STRATMOR Group, a mortgage industry consultancy, released the December edition of its STRATMOR Insights Report. This month, the company draws upon aggregate results from four years of STRATMOR’s Originator Census Survey to address the belief held by some in the industry that loan officers (LO) today are too old to meet the needs of younger borrowers, particularly the much-sought-after Millennial homebuyer. According to STRATMOR Senior Partner Jim Cameron, the perception that loan officers, as a group, are “old” and borrowers aren’t satisfied with their LO — at any age — isn’t reality.
“There’s a concern expressed by many lender CEOs that their loan officers are getting too old for the borrowers they need to serve,” said Cameron. “Many believe that the average LO is 52-55 years old, that the LO’s age makes a difference in his or her productivity and that younger borrowers — like Millennials —would prefer dealing with an LO closer to their own age. The data just doesn’t support this view. STRATMOR’s Originator Census Survey, covering thousands of LOs working at both independent and bank-owned lenders, shows both the average and median LO age to be between 46 and 47 years old. That’s about four years higher than the median age of all American workers, but just two years higher than financial industry workers. Likewise, the data shows that age has no discernible impact on an LO’s ability to produce.
“Looking at things from the borrower side, we see some interesting findings as well,” Cameron added. “The average age of a purchase borrower is just under 43 years old — hardly an impassable age difference from that of the LO. If we take first-time homebuyers out of the equation, that average age climbs to 46, right on par with the LOs themselves. Loan officer age doesn’t seem to matter to borrowers, either — not even Millennials. Based upon borrower satisfaction data from STRATMOR’s MortgageSAT program, there is little difference in satisfaction levels, regardless of the age of the borrower. The story here is that, like much of corporate America, the mortgage industry is facing an aging workforce and as an industry, we need to be bringing in younger talent to become the knowledgeable, dependable loan officers that serve borrowers of all ages.”
Cameron goes on to note that lenders must develop better tools and techniques for attracting and developing new originator talent and retaining existing talent.
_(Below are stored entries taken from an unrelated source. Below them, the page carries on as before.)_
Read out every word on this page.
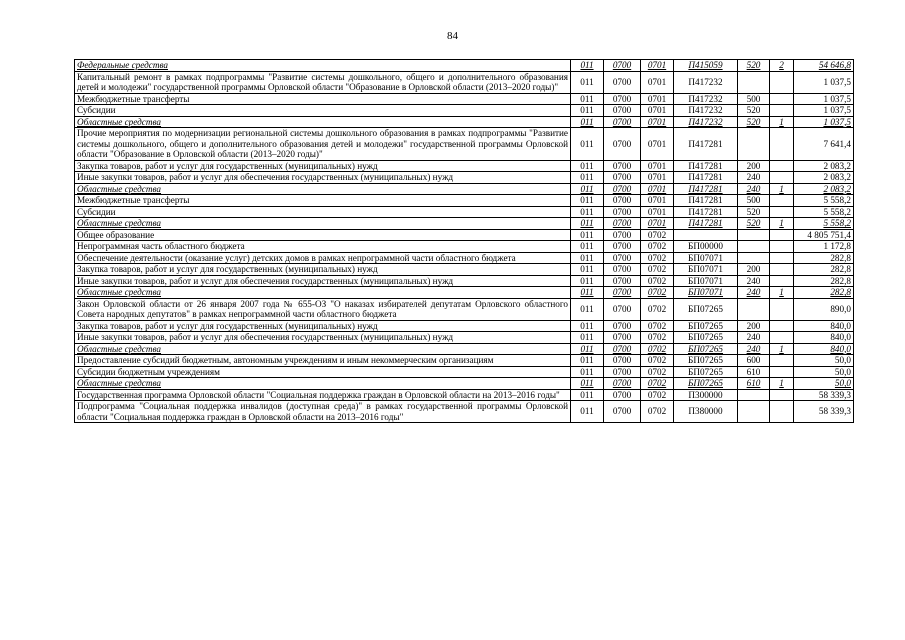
84
Федеральные средства	011	0700	0701	П415059	520	2	54 646,8
Капитальный ремонт в рамках подпрограммы "Развитие системы дошкольного, общего и дополнительного образования детей и молодежи" государственной программы Орловской области "Образование в Орловской области (2013–2020 годы)"	011	0700	0701	П417232			1 037,5
Межбюджетные трансферты	011	0700	0701	П417232	500		1 037,5
Субсидии	011	0700	0701	П417232	520		1 037,5
Областные средства	011	0700	0701	П417232	520	1	1 037,5
Прочие мероприятия по модернизации региональной системы дошкольного образования в рамках подпрограммы "Развитие системы дошкольного, общего и дополнительного образования детей и молодежи" государственной программы Орловской области "Образование в Орловской области (2013–2020 годы)"	011	0700	0701	П417281			7 641,4
Закупка товаров, работ и услуг для государственных (муниципальных) нужд	011	0700	0701	П417281	200		2 083,2
Иные закупки товаров, работ и услуг для обеспечения государственных (муниципальных) нужд	011	0700	0701	П417281	240		2 083,2
Областные средства	011	0700	0701	П417281	240	1	2 083,2
Межбюджетные трансферты	011	0700	0701	П417281	500		5 558,2
Субсидии	011	0700	0701	П417281	520		5 558,2
Областные средства	011	0700	0701	П417281	520	1	5 558,2
Общее образование	011	0700	0702				4 805 751,4
Непрограммная часть областного бюджета	011	0700	0702	БП00000			1 172,8
Обеспечение деятельности (оказание услуг) детских домов в рамках непрограммной части областного бюджета	011	0700	0702	БП07071			282,8
Закупка товаров, работ и услуг для государственных (муниципальных) нужд	011	0700	0702	БП07071	200		282,8
Иные закупки товаров, работ и услуг для обеспечения государственных (муниципальных) нужд	011	0700	0702	БП07071	240		282,8
Областные средства	011	0700	0702	БП07071	240	1	282,8
Закон Орловской области от 26 января 2007 года № 655-ОЗ "О наказах избирателей депутатам Орловского областного Совета народных депутатов" в рамках непрограммной части областного бюджета	011	0700	0702	БП07265			890,0
Закупка товаров, работ и услуг для государственных (муниципальных) нужд	011	0700	0702	БП07265	200		840,0
Иные закупки товаров, работ и услуг для обеспечения государственных (муниципальных) нужд	011	0700	0702	БП07265	240		840,0
Областные средства	011	0700	0702	БП07265	240	1	840,0
Предоставление субсидий бюджетным, автономным учреждениям и иным некоммерческим организациям	011	0700	0702	БП07265	600		50,0
Субсидии бюджетным учреждениям	011	0700	0702	БП07265	610		50,0
Областные средства	011	0700	0702	БП07265	610	1	50,0
Государственная программа Орловской области "Социальная поддержка граждан в Орловской области на 2013–2016 годы"	011	0700	0702	П300000			58 339,3
Подпрограмма "Социальная поддержка инвалидов (доступная среда)" в рамках государственной программы Орловской области "Социальная поддержка граждан в Орловской области на 2013–2016 годы"	011	0700	0702	П380000			58 339,3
The alternative is to grow market share by cannibalizing successful LOs from other lenders. This “business-as-usual game of musical chairs” often involves costly signing bonuses and guarantees, a situation that is obviously beneficial to LOs, but not for lenders. “If current trends continue and consumer direct and self-service origination technologies become dominant long-term for both refinance and purchase originations,” Cameron says, “The problem may simply go away, with LOs losing the market power and leverage that they have today.”